3. Maybe they didn’t need all that stuff in the first place.
4. The rider and I have really missed the boat. These horses have lots of problems. Happily, the horses keep performing, and winning in spite of us.
5. We know what we’re doing.
Of course, all of this brings me back around to the start of this whole little exercise, which was to point out that, yes, there are lots of lots of things that are done to horses, and there are lots of enthusiastic people endorsing and enthusiastically applying lots of different treatments. But at the end of the day, I find myself wondering what’s really doing the horse much good, and if all of the treatments that horses get – especially performance horses – are really necessary. I mean, certainly, some horses need care, but in my experience, and from my observations, many/most of the therapies that people use on the horses don’t seem to really have an important role in their actually health and performance, at least not so that anyone can actually demonstrate objectively.

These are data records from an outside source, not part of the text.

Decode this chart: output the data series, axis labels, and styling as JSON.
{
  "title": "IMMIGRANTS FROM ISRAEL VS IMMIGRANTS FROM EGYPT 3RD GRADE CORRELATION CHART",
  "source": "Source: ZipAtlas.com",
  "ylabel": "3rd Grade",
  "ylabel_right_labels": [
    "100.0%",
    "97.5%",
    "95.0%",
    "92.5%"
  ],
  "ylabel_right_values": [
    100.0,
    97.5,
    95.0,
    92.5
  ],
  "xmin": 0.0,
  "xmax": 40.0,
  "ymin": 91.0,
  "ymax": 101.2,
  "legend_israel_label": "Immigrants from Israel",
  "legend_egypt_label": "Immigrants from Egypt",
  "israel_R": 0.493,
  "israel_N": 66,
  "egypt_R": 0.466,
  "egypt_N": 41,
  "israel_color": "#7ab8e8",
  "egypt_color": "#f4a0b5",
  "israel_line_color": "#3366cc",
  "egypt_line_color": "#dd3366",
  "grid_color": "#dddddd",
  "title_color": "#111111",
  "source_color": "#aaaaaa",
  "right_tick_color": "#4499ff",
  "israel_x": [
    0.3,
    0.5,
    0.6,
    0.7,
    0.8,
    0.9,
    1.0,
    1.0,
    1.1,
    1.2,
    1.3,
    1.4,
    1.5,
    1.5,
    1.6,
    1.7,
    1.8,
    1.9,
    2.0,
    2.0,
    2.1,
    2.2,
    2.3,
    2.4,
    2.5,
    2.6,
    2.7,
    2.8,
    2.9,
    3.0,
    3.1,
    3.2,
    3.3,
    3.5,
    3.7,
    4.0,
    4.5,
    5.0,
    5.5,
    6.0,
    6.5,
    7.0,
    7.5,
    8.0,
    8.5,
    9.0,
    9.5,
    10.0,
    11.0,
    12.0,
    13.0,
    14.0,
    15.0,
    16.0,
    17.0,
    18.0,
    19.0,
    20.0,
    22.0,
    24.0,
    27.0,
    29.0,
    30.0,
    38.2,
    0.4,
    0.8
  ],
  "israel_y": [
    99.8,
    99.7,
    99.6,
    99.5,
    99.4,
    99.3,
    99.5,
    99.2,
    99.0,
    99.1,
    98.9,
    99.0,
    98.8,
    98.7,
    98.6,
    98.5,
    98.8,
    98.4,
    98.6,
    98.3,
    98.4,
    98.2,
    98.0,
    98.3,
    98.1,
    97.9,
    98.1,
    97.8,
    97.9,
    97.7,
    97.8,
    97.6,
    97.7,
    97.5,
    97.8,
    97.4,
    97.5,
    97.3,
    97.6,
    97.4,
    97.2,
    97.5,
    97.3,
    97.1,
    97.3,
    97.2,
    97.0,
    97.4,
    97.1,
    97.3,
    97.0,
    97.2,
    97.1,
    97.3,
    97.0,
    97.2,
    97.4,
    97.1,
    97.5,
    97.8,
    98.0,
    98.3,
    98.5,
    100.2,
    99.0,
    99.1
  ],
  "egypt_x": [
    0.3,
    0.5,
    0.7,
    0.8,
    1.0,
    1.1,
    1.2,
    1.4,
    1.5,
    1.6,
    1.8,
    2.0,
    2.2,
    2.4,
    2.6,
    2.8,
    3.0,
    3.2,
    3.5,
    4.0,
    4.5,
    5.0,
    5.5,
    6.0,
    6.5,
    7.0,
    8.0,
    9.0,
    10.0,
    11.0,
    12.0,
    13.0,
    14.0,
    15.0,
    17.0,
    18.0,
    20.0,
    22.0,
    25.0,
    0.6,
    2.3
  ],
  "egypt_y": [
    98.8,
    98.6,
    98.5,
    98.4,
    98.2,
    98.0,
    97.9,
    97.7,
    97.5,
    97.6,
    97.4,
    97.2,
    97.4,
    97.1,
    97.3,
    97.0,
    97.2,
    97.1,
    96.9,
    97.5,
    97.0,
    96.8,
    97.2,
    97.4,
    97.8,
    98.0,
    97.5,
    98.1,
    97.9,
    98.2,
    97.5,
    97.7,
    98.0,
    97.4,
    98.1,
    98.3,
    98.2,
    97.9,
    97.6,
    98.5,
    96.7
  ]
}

I don’t think it’s appropriate to generalize experience based on two horses to the entire equestrian community, but then again, I don’t recall seeing anyone ever having looked at this sort of before and after experience. Still, I do think that there are some things you can take away. I guess one thing that I’d suggest is that if you do think that there’s something wrong with your performance horse, there are lots of things to think about besides there being something physically wrong with your horse. Not all performance horse “problems” have underlying problems that can be fixed by medicine. Not all that comes under the heading of “medicine” or “helping” is shown to do much, anyway. In fact, in many cases, less is more. Medicine can’t substitute for sensible training, allowing a horse to be a horse, reasonable expectations, etc. Who knows, maybe your horse could do more with less, too!